Till yesterday, many Indians coping with a warm winter and approaching spring would have had little patience for any talk about puffer jackets, but now, the garment, considered the best defence against wind chill, finds itself in the middle of an ideological battle between the Congress and the Bharatiya Janata Party (BJP).

And all because Congress president Rahul Gandhi wore one while attending a concert in poll-bound Shillong. The BJP’s Meghalaya unit’s Twitter handle was quick enough to zero in on the jacket’s provenance (from British fashion house Burberry) and posted a tweet, complete with the price of the jacket ($995) about “indifference", “black money", etc. The tweet also took a swipe at Gandhi’s famous “suit-boot ki sarkar" comment about Narendra Modi, which was a jibe at the now infamous suit worn by Prime Minister Narendra Modi, with his name inscribed all over it.

For Indian politicians, the outfit of choice, mostly a white kurta-pyjama, has always meant a harking back to the ideals of Mahatma Gandhi. After all, it was the Father of the Nation who urged Indians to wear khadi and shun British clothing. Over the years, the white kurta-pyjama became the symbol of the grassroots politician with the colour meant to reflect both austerity and pristineness. It also helped that it was one of the most comfortable outfits to wear in a country with hot and humid weather.

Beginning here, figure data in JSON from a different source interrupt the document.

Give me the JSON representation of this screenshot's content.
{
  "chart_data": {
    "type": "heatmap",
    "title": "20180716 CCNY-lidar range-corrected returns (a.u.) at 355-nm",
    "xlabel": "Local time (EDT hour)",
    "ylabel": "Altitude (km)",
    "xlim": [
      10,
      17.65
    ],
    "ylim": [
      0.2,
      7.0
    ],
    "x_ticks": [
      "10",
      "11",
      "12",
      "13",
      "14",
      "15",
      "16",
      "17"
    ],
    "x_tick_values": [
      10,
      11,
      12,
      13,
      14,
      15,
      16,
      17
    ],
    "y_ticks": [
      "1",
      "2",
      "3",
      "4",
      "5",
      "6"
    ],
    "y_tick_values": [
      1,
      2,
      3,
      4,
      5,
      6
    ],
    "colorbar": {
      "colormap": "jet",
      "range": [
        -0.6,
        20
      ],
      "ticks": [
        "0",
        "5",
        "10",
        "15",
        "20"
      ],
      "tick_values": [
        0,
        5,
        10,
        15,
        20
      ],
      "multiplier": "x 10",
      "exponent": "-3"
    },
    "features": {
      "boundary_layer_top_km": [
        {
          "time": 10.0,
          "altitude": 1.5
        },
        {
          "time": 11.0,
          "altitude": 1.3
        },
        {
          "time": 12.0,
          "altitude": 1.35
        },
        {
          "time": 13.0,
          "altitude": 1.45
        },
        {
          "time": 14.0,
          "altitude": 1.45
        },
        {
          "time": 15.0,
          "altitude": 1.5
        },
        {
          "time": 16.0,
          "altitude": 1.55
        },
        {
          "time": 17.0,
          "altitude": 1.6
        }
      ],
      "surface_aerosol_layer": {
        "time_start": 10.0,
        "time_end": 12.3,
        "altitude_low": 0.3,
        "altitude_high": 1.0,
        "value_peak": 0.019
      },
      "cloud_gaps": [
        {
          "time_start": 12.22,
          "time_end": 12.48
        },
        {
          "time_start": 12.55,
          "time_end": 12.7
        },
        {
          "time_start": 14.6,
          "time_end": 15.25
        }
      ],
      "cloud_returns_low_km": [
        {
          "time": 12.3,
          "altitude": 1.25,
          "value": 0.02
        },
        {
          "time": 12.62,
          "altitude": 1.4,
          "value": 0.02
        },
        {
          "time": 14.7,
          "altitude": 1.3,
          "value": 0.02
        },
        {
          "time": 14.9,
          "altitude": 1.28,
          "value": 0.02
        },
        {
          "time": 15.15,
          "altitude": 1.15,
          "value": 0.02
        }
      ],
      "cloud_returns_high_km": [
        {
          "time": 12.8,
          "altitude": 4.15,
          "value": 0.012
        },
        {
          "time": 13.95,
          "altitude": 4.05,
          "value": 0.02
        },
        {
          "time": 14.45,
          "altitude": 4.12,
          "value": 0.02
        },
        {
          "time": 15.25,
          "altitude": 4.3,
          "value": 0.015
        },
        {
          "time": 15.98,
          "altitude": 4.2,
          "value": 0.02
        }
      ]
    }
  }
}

“There is no denying that the way a politician dresses impresses upon the voter a certain image of the individual," said Abhay Kumar Dubey, a social science scholar at Centre for the Study of Developing Societies. His observation brings to mind the carefully crafted image of Mamata Banerjee, the current chief minister of West Bengal. Banerjee dresses in simple cotton sarees, wears flip-flops and continues to live in a two-room house.

Delhi chief minister Arvind Kejriwal’s muffler acquired near iconic status when he wore it almost every day after he was elected to office. It was an attempt to don the look of a middle class man and thereby invoke confidence.

“Whether it is Gandhi or Modi, politicians can wear what they want but don’t preach austerity," said political analyst Pushpesh Pant. And if you are caught wearing the wrong jacket or the wrong suit, initiate damage control immediately, he added.

Gandhi has clarified that the jacket he wore actually belonged to someone else while Modi was quick to discard the bespoke suit in an auction.

“I think the jabs aimed at Modi after he wore the suit really ruffled him. Rahul Gandhi’s ‘suit-boot ki sarkar’ jab was actually quite smart," said Dubey.

There is, however, no denying that it was the election of Modi as prime minister that brought some colour and smartness to the Indian political sartorial scene. In a 2014 piece titled “Is Modi India’s best dressed prime minister ever?" the Wall Street Journal described him as “dapper" with “well cut Indian suits", and a “peacock in the country’s crowd of drably dressed politicians". Even The Washington Post did a story in 2015, writing in detail about how Modi’s choice of colours has evolved and how his outfit of choice, the kurta-pyjama with a jacket, is tailored using traditional fabrics.

“There was a change afoot in the dressing style of politicians even before Modi came on the national stage. This was also because politics was increasingly becoming a visual medium thanks to the proliferation of TV channels. But it was only with Modi that the change became apparent," said Dubey.

But while colours are acceptable, exorbitant price tags are clearly not. Gandhi, who is mostly seen in a white kurta-pyjama, just learnt this the hard way. For while the voter may not notice, in this day and age of increasingly vicious and personal political games, the opponent will not let them forget it.